If you haven't already heard, there's been a recent outcry by many to adopt the, 'No Kids Allowed' movement. What that means is that establishments will have the ability to ban kids at given times or all-together.
The most recent restaurant to stir the controversy is, McDain's Restaurant and Golf Center in Monroeville, Pennsylvania. They recently imposed a ban on children under the age of 6, as they were disrupting other patron's meals [WSJ: Restaurant Bans Kids, Wins Fans].
But the No Kids Allowed movement isn't just about restaurants, grocery stores have begun to offer child-free shopping hours as well. This summer, Whole Foods stores in Missouri are offering a unique twist and an opportunity for parents to enjoy child-free shopping hours by dropping off their children at their Whole Foods Lifestyle Center. I decided to see if our local Whole Foods offered any such services or hours and they noted that at this time they do not.

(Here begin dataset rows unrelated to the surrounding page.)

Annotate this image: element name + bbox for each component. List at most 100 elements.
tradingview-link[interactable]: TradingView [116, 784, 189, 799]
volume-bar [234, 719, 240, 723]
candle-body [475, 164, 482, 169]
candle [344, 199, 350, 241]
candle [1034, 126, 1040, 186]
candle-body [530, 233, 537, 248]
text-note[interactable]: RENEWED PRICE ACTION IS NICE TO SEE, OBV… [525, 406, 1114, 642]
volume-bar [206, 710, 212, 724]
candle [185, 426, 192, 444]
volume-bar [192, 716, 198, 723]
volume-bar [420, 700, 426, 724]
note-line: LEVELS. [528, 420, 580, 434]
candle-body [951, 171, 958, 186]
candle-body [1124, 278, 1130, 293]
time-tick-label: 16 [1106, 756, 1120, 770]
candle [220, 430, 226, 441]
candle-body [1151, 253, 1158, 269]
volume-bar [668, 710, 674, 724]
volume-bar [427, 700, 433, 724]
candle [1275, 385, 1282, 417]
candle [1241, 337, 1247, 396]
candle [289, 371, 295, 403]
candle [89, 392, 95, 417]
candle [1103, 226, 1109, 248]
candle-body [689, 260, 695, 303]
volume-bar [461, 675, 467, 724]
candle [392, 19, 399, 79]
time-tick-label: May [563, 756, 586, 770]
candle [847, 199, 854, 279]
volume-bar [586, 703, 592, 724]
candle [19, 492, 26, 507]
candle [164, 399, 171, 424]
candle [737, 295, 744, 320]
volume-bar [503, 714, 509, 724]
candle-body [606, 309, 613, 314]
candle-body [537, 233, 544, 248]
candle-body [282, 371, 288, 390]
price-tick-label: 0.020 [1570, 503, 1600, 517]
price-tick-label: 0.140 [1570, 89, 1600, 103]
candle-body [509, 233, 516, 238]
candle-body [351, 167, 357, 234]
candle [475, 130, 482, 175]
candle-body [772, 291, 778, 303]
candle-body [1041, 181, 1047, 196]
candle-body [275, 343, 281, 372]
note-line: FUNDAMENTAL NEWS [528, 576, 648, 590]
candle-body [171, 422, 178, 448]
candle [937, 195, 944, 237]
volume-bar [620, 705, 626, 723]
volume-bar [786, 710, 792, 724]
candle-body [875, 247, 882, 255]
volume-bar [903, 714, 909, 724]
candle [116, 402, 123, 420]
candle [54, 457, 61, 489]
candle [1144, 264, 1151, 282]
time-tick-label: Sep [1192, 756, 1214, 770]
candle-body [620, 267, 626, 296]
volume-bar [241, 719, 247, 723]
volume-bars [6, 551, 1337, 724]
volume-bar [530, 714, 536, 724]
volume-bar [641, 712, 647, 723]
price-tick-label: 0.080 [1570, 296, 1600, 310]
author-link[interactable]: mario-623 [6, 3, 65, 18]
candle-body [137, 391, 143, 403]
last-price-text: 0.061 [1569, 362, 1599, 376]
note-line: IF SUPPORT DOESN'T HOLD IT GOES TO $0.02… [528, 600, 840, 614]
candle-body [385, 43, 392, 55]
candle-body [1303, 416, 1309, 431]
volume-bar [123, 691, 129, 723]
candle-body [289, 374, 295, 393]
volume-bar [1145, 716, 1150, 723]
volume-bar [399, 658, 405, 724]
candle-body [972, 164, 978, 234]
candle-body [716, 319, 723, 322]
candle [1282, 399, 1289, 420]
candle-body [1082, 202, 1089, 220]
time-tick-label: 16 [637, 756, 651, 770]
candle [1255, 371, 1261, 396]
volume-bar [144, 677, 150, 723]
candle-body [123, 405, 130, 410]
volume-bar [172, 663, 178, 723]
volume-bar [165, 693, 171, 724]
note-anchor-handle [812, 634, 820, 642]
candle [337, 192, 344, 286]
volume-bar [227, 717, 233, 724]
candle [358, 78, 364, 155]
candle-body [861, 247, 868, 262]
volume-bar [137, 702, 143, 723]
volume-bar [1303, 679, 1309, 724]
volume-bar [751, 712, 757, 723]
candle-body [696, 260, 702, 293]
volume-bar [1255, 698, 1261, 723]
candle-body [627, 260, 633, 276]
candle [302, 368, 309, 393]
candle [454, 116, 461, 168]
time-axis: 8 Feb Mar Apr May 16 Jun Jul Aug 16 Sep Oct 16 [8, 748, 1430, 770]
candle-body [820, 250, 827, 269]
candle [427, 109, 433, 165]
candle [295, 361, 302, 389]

Interested in whether or not Louisville restaurants offered any such bans, I turned to Robin Garr, one of Louisville's expert food critics and publisher of LouisvilleHotBytes, Louisville's premier source of unbiased restaurant reviews and news. I asked Robin about his thoughts on the No Kids Ban in restaurants, in addition to if he was aware of any Louisville restaurants that ban children. Below is his response:
I don't know of any Louisville restaurant that explicitly forbids children, although bars and places primarily in the business of selling alcohol may be limited by ABC rules. In general, I've found most Louisville dining rooms hospitable to children, although the obvious unwritten rules apply: People who bring youngsters in situations that seem less than appropriate, or whose kids are significantly noisy or out of control, are probably going to get a few disapproving glances. It's really all a matter of appropriateness in time and place, but I think it's a generally a judgement call rather than a firm rule.